Diversity, Equity & Inclusion
Carlos Capitán Agudo
Carlos Capitán-Agudo is a graduate in health engineering, and he received a MSc in software engineering at the University of Seville. For his final degree work, he was awarded in the national competition XVIII “Arquimedes” of introduction to scientific research. Currently, he is a PhD student at the University of Seville.

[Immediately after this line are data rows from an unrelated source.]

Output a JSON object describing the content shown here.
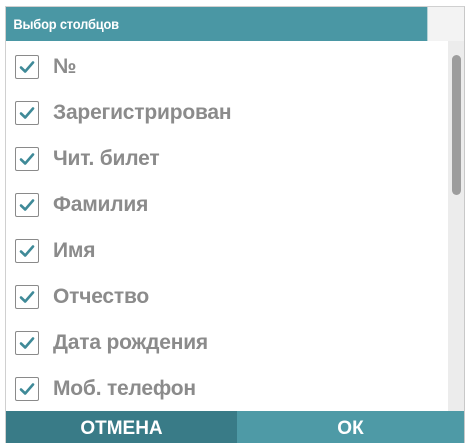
{
  "dialog": {
    "title": "Выбор столбцов"
  },
  "columns": [
    {
      "label": "№",
      "checked": true
    },
    {
      "label": "Зарегистрирован",
      "checked": true
    },
    {
      "label": "Чит. билет",
      "checked": true
    },
    {
      "label": "Фамилия",
      "checked": true
    },
    {
      "label": "Имя",
      "checked": true
    },
    {
      "label": "Отчество",
      "checked": true
    },
    {
      "label": "Дата рождения",
      "checked": true
    },
    {
      "label": "Моб. телефон",
      "checked": true
    }
  ],
  "footer": {
    "cancel_label": "ОТМЕНА",
    "ok_label": "ОК"
  },
  "colors": {
    "accent": "#4a97a4",
    "cancel_bg": "#397b87",
    "ok_bg": "#4e9aa6",
    "check_color": "#3f8a98",
    "label_color": "#8b8b8b"
  },
  "icons": {
    "checkbox_mark": "checkmark-icon"
  }
}
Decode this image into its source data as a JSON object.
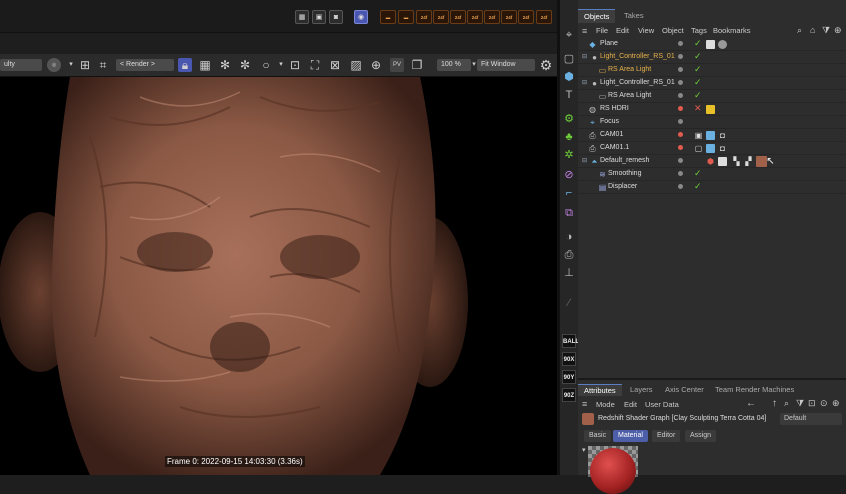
{
  "topbar": {
    "frame_buttons": [
      "24f",
      "24f",
      "24f",
      "24f",
      "24f",
      "24f",
      "24f",
      "24f"
    ]
  },
  "viewport_toolbar": {
    "left_dropdown": "ulty",
    "render_dropdown": "< Render >",
    "zoom_value": "100 %",
    "fit_dropdown": "Fit Window"
  },
  "viewport": {
    "frame_label": "Frame 0: 2022-09-15 14:03:30 (3.36s)"
  },
  "toolcolumn": {
    "labels": [
      "BALL",
      "90X",
      "90Y",
      "90Z"
    ]
  },
  "objects_panel": {
    "tabs": [
      "Objects",
      "Takes"
    ],
    "menu": [
      "File",
      "Edit",
      "View",
      "Object",
      "Tags",
      "Bookmarks"
    ],
    "rows": [
      {
        "name": "Plane",
        "indent": 0
      },
      {
        "name": "Light_Controller_RS_01",
        "indent": 0
      },
      {
        "name": "RS Area Light",
        "indent": 1
      },
      {
        "name": "Light_Controller_RS_01",
        "indent": 0
      },
      {
        "name": "RS Area Light",
        "indent": 1
      },
      {
        "name": "RS HDRI",
        "indent": 0
      },
      {
        "name": "Focus",
        "indent": 0
      },
      {
        "name": "CAM01",
        "indent": 0
      },
      {
        "name": "CAM01.1",
        "indent": 0
      },
      {
        "name": "Default_remesh",
        "indent": 0
      },
      {
        "name": "Smoothing",
        "indent": 1
      },
      {
        "name": "Displacer",
        "indent": 1
      }
    ]
  },
  "attributes_panel": {
    "tabs": [
      "Attributes",
      "Layers",
      "Axis Center",
      "Team Render Machines"
    ],
    "menu": [
      "Mode",
      "Edit",
      "User Data"
    ],
    "title": "Redshift Shader Graph [Clay Sculpting Terra Cotta 04]",
    "preset": "Default",
    "subtabs": [
      "Basic",
      "Material",
      "Editor",
      "Assign"
    ]
  },
  "colors": {
    "accent": "#5a7dc6",
    "check_green": "#6ecf3a",
    "cross_red": "#e25b4f",
    "orange_label": "#e8b24a"
  }
}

His thesis aims to facilitate time performance analyses in process mining, and it is under the supervision of Manuel Resinas, and Cristina Cabanillas. He has co-authored publications in conferences such as BPMNDS, BPM, and ICSOC. One of the publications he co-authored received the Best Student Paper Award at BPM 2022. His current research interests include process performance, neuronal networks, and explainable artificial intelligence.
Shazia Sadiq
Shazia Sadiq FTSE is a Professor of Computer Science at the University of Queensland. Her main research interests are innovative solutions for Business Information Systems that span several areas including business process management, governance, risk and compliance, and information quality and use. She has published over 200 peer-reviewed publications and attracted research funding from the Australian Research Council, industry and various national and international funding bodies. Shazia is currently serving on the National Committee on Information and Communication Sciences at the Australian Academy of Science, a fellow of the Australian Academy of Technology and Engineering, member of The Australian Research Council College of Experts 2018-2021, and Centre Director for the ARC Industry Transformation Training Centre on Information Resilience 2020-2025.
Irene Vanderfeesten
Irene Vanderfeesten is Associate Professor of Business Information Systems at KU Leuven, Belgium. She previously held scientific positions with Eindhoven University of Technology and Open Universiteit in the Netherlands. Her research concentrates on Business Process Management and Digital Transformation, with a specific emphasis on improving complex business processes that involve physical components, particularly in fields such as manufacturing and healthcare. Her work involves developing methods, tools, and techniques for analyzing, redesigning, and automating these business processes. Of particular interest to her are the human aspects and sustainability factors in these transformations.